On average, 20 transistors would be expected to be produced before the first with a defect

STANDARD DEVIATION

sd_5 <- sqrt((1-.05)/(0.05)^2)
sd_5
## [1] 19.49359
  1. Based on your answers to parts (c) and (d), how does increasing the probability of an event affect the mean and standard deviation of the wait time until success?

Based on answers of (c) and (d), increasing the probability of an event decreases the mean and standard deviation.

Male children. While it is often assumed that the probabilities of having a boy or a girl are the same, the actual probability of having a boy is slightly higher at 0.51. Suppose a couple plans to have 3 kids.

  1. Use the binomial model to calculate the probability that two of them will be boys.
# Using binomial distribution to calculate the probability of observing exactly k successes in n independent trials

n <- 3
k <- 2
p_boy <- 0.51
p_2_boys <- choose(n, k) * p_boy ^ k * (1 - p_boy) ^ (n-k)
p_2_boys
## [1] 0.382347

Probability that two of them will be boys is 38.23%.

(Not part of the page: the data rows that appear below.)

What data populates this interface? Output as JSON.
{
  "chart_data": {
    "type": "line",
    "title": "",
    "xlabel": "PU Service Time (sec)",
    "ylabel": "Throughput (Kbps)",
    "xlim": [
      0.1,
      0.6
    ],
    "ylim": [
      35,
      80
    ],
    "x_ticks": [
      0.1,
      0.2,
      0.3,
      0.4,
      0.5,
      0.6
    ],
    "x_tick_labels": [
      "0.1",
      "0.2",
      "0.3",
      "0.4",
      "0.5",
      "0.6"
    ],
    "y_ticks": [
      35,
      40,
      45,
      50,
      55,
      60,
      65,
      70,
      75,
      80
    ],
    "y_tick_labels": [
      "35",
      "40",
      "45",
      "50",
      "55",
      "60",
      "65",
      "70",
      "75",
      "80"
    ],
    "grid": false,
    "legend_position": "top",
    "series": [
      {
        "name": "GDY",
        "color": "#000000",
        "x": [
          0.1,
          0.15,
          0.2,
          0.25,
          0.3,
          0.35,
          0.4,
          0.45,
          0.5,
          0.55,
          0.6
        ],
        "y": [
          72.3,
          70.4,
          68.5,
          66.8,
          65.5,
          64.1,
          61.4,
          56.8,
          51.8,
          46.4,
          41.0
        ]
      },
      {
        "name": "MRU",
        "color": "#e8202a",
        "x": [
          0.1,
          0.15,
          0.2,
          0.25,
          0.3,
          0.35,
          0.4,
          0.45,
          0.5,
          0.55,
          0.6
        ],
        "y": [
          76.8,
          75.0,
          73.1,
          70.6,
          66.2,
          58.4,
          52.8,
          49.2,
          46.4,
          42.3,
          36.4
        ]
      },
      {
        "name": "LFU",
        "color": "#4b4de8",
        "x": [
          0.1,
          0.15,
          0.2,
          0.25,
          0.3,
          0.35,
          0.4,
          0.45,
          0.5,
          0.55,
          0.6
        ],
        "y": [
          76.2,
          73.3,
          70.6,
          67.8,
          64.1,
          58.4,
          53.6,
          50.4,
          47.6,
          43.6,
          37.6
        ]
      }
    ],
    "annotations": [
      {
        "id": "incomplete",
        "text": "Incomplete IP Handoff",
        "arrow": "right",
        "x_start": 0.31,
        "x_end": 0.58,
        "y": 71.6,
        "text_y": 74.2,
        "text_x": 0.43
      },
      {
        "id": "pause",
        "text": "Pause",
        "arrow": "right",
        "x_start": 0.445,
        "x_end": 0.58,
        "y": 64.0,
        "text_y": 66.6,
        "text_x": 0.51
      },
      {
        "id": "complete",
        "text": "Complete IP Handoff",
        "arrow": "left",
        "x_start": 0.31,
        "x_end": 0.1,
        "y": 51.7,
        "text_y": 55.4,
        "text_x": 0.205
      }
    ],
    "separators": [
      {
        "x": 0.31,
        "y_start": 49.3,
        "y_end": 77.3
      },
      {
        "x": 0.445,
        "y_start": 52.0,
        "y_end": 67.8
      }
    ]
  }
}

  1. Write out all possible orderings of 3 children, 2 of whom are boys. Use these scenarios to calculate the same probability from part (a) but using the addition rule for disjoint outcomes. Confirm that your answers from parts (a) and (b) match.
(p_boy*p_boy*(1-p_boy)) + (p_boy*(1-p_boy)*p_boy) + ((1-p_boy)*p_boy*p_boy)
## [1] 0.382347

Thus probabilities calculated in (a) and (b) match.

  1. If we wanted to calculate the probability that a couple who plans to have 8 kids will have 3 boys, briefly describe why the approach from part (b) would be more tedious than the approach from part (a).
choose(8, 3)
## [1] 56

If we wanted to calculate the probability that a couple who plans to have 8 kids will have 3 boys, part (b) approach will be more tedious since there will 56 different combinations to deal with.

Serving in volleyball. (4.30, p. 162) A not-so-skilled volleyball player has a 15% chance of making the serve, which involves hitting the ball so it passes over the net on a trajectory such that it will land in the opposing team’s court. Suppose that her serves are independent of each other.

  1. What is the probability that on the 10th try she will make her 3rd successful serve?
# negative binomial distribution
n <- 10
k <- 3
p_serve <- 0.15
p_3_10 <- choose(n-1, k-1) * p_serve ^ k * (1 - p_serve) ^ (n - k)
p_3_10
## [1] 0.03895012

The probability that on the 10th try she will make her 3rd successful serve, is 3.9%.

  1. Suppose she has made two successful serves in nine attempts. What is the probability that her 10th serve will be successful?

The probability that her 10th serve will be successful is 15% given independant serves.

  1. Even though parts (a) and (b) discuss the same scenario, the probabilities you calculated should be different. Can you explain the reason for this discrepancy?

Though it appears both (a) and (b) talk about probabilities of having success in 10th try but they both are different. In (a), it has been asked for 3rd success in 10th try which points to negative binomial distribution but in (b), its just for 10th serve to be success which is like any other try.